The conflict with some market research is how self-selected the respondent pool can be. "The places where you can find [GLBT] people, the people you are finding self-identify as gay, and most of these people are on the affluent end of the spectrum," Badgett said.

However, Badgett added, "These are the people [marketers] can find. They are also the people [marketers] want to find."

Spending Habits vs. Spending Power

An accurate picture of the financial power of the GLBT market may lie somewhere between the affluence of newspaper readers and Internet-savvy consumers and the modest incomes of most GLBT people. But with or without inflated income figures, the key to reaching gay and lesbian consumers is not about how much money they make, but how much they are willing to spend and what they want to spend it on. (See also: The Best Industry for Gay and Lesbian Employees.)

"Income is besides the point," said Howard Buford, president and CEO of Prime Access, a New York-based multicultural marketing agency. "The fact is that gays and lesbians tend to have fewer children than straight people. Therefore, even if they make less than their counterparts, they have more money for discretionary spending."

Buford added that fewer children in households also means that gay and lesbian people, anecdotally at least, can spend more time pursuing careers and spend more money on products and services such as travel, pets and personal grooming.

According to the 2001 Gay and Lesbian Consumer Online Census from Syracuse University, in partnership with OpusComm Group and GSociety, nearly 13 percent of the more than 6,000 gay and lesbian respondents polled in an online survey said they had children under age 18. "That figure is surprising to people," said Amy Falkner, an associate professor at the S.I. Newhouse School of Communications at Syracuse University, who led the study. "But anyone who knows the [gay and lesbian] community knows there are many families kids."

While Falkner said the results of the study could not be scaled to represent the entire GLBT community, they serve as useful snapshots for advertisers looking to better understand the GLBT market.

A key question for marketers and consumer companies is whether to target GLBT consumers through gay/lesbian or mainstream media. (See also: "I Want My Gay TV" -- But There Will Be a Delay.)

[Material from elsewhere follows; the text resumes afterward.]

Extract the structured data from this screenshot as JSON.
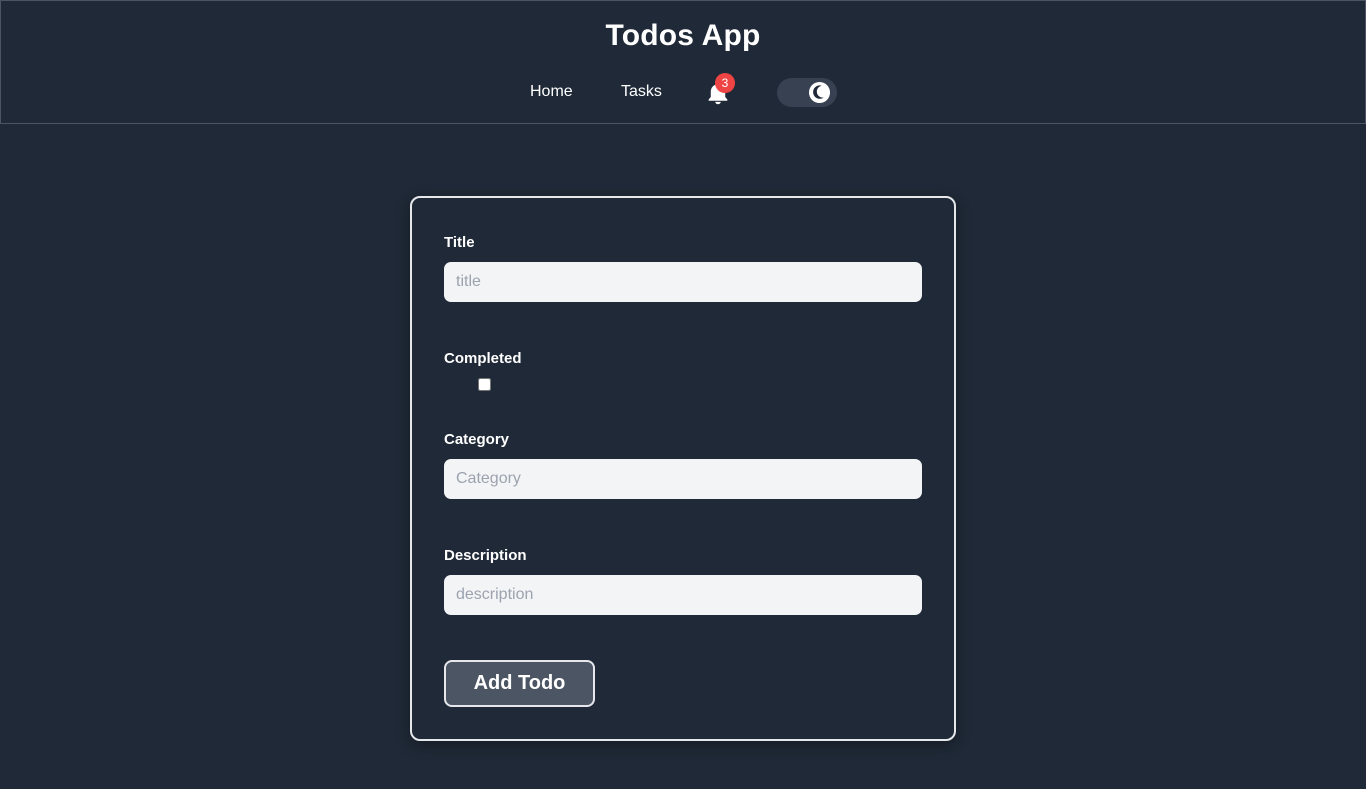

"I'm not sure there's a whole lot to work out there [examining this issue]," Badgett said. "I'm on the skeptical end of the spectrum. Why should gay people buy products that are being touted in GLBT media? It's hard to believe that you can turn any old product into one that gay people will want to buy because they are gay."

Studies have shown that gay and lesbian consumers are more inclined to purchase products and services from companies that are gay-friendly. The Syracuse study found that eight out of 10 respondents to the survey were "more likely" to purchase products and services from "gay-friendly" companies.

Indeed, a new form of advocacy has emerged with GLBT people lobbying for change on the corporate level via shareholder advocacy. (See also: Controversial Sexual-Orientation Policy Resurfaces at ExxonMobil.)

As marketers move toward narrowcasting their messages more and more, addressing all GLBT consumers --beyond the affluent ones -- will become less a luxury and more of a priority. But there needs to be comprehensive studies of the group, both from market-research and social-science perspectives.

"There are a lot of numbers describing the GLBT market," Evans said. "But not a lot of numbers about the community."

"Because of the continued discrimination, it's virtually impossible to get a random sample of LGBT people," Falkner said.

Still, resistance from the marketplace has subsided significantly, Evans added. "The stigma against pursuing this market is virtually gone. I get proposals from the strangest companies. It's on the radar screen and there are a lot of companies that are ripe for this market."